Why Are People Binge-Watching Pimple Popping Videos?
“This will come out nice and easy.”
Dr. Sandra Lee’s soft voice puts her patient at ease, almost like a lullaby. She reaches for her comedone extractor, a metal tool used to dislodge blackheads. As she maneuvers the tool over a small black bump, a yellow-ish substance spews to the surface like lava.
This is a standard medical procedure. But here’s the twist: over five million people are watching.
Dr. Lee, a board-certified dermatologist, has achieved internet stardom by popping thousands of pimples, blackheads, cysts, and other fluid-filled sacs on every crevice of the human body. Her YouTube subscriber count is climbing towards 6 million, not to mention her 3.5 million Instagram followers. Social media superstar Chrissy Teigen even begged Dr. Pimple Popper for help with a stubborn chin zit.
What’s going on here?
Maybe your internet browsing history is littered with pimple popping videos. Or maybe the thought of a stranger’s pus makes you gag. Either way, we conducted the hard-hitting journalism necessary to explain this phenomenon.
How Popping Pimples Became Entertainment
As you can see in the above chart from Google trends, interest in “pimple popping” was virtually non-existent until a few years ago. Since then, the demand has skyrocketed from the trenches of internet subculture into a mainstream form of entertainment. There’s even a reddit community with a quarter-million subscribers, r/popping, dedicated to sharing homemade pimple popping videos.
The craze began when Dr. Lee posted her first skin extraction video in 2014. She struck gold—in the form of pus and blood. Her videos became so popular that TLC offered her a reality TV show, Dr. Pimple Popper, in 2018.
But the question remains: Of all the guilty pleasures to indulge in, why watch somebody get gunk extracted from their skin?
The Psychology of Pimple-Popping Popularity
Being mesmerized by bodily fluids getting squeezed out of clogged pores might seem taboo. But as it turns out, there’s a physiological basis for why millions of people are “popaholics.”
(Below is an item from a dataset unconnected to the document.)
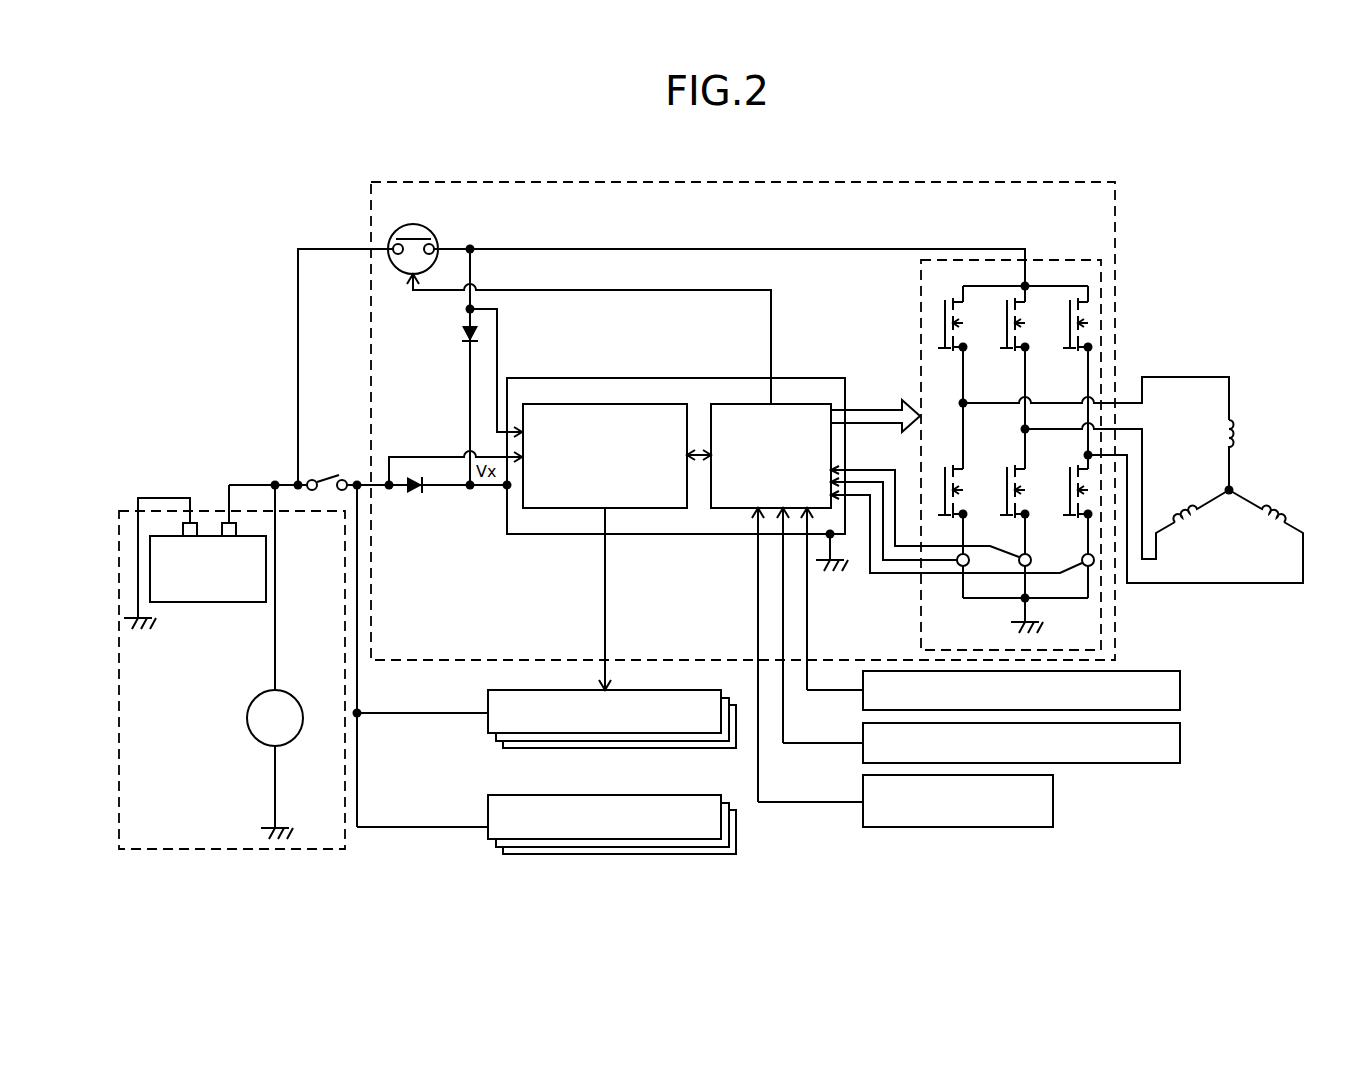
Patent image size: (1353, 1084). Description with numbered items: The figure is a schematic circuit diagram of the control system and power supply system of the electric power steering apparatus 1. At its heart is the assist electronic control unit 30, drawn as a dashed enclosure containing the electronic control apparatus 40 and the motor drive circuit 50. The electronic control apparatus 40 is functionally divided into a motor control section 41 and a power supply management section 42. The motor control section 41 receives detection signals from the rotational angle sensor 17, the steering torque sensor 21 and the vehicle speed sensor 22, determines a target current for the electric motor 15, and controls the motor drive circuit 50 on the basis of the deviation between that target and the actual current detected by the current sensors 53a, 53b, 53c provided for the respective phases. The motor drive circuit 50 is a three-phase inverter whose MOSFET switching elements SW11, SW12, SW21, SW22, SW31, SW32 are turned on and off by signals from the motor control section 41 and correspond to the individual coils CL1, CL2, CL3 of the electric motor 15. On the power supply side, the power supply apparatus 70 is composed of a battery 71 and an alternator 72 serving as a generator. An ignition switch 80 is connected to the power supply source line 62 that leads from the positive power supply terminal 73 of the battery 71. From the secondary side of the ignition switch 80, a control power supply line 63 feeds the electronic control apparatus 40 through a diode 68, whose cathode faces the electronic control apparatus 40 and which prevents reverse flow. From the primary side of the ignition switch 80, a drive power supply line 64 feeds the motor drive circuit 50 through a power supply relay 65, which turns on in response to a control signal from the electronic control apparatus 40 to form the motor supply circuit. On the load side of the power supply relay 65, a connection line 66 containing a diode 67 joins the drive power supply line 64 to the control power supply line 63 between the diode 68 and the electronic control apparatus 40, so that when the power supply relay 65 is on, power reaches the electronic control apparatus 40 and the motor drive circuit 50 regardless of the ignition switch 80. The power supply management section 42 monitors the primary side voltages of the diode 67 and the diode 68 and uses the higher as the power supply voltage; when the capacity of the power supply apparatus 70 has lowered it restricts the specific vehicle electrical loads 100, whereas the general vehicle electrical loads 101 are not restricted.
Here are three explanations:
It’s 100% normal to have an urge to remove bumps or impurities from your own skin. In fact, it can even give you a small hit of dopamine. That’s why watching someone else pop a pimple can trigger a similar sense of satisfaction.
“Some people may get a sense of control and satisfaction that they are ‘treating’ themselves,” says Abigail Cline, M.D., Ph.D. of the Center for Dermatology Research at the Wake Forest School of Medicine.
Just like watching a horror movie or riding a roller coaster, pimple-popping videos give people a rush without any real threat of danger or illness. Having someone dig into a cyst, blackhead, or pimple on your body probably wouldn’t be pleasant. But a stranger? Dig away.
“Negative sensations are interesting, particularly when you're in a context where they can't hurt you,” says Nina Strohminger, author of The Hedonics of Disgust. “You're probably not going to step in dog shit just for the experience, but maybe you'd click on a link to watch someone else doing it.”
Autonomous Sensory Meridian Response (ASMR)
Dr. Lee says that many of her viewers report a euphoric tingling sensation known as ASMR when they watch her videos. Put simply, ASMR is like an orgasm for your brain that can be induced by pleasurable sights, sounds, or smells.
“There is something hypnotic about pimple popping,” says Lee. “Sometimes when I upload my own videos I find myself watching certain parts over and over.”
Leave it to the pros
Popping pimples might seem like an easy gig (and an easy way to get famous). But don’t let the rise of pimple-popping culture inspire any DIY work. Squeezing and popping your own zits can inflame them, or worse, infect them. Let the people with the gloves and sterile equipment handle it.
Oh, and if you don’t want to end up as a patient on Dr. Pimple Popper, make sure you wash your face twice a day.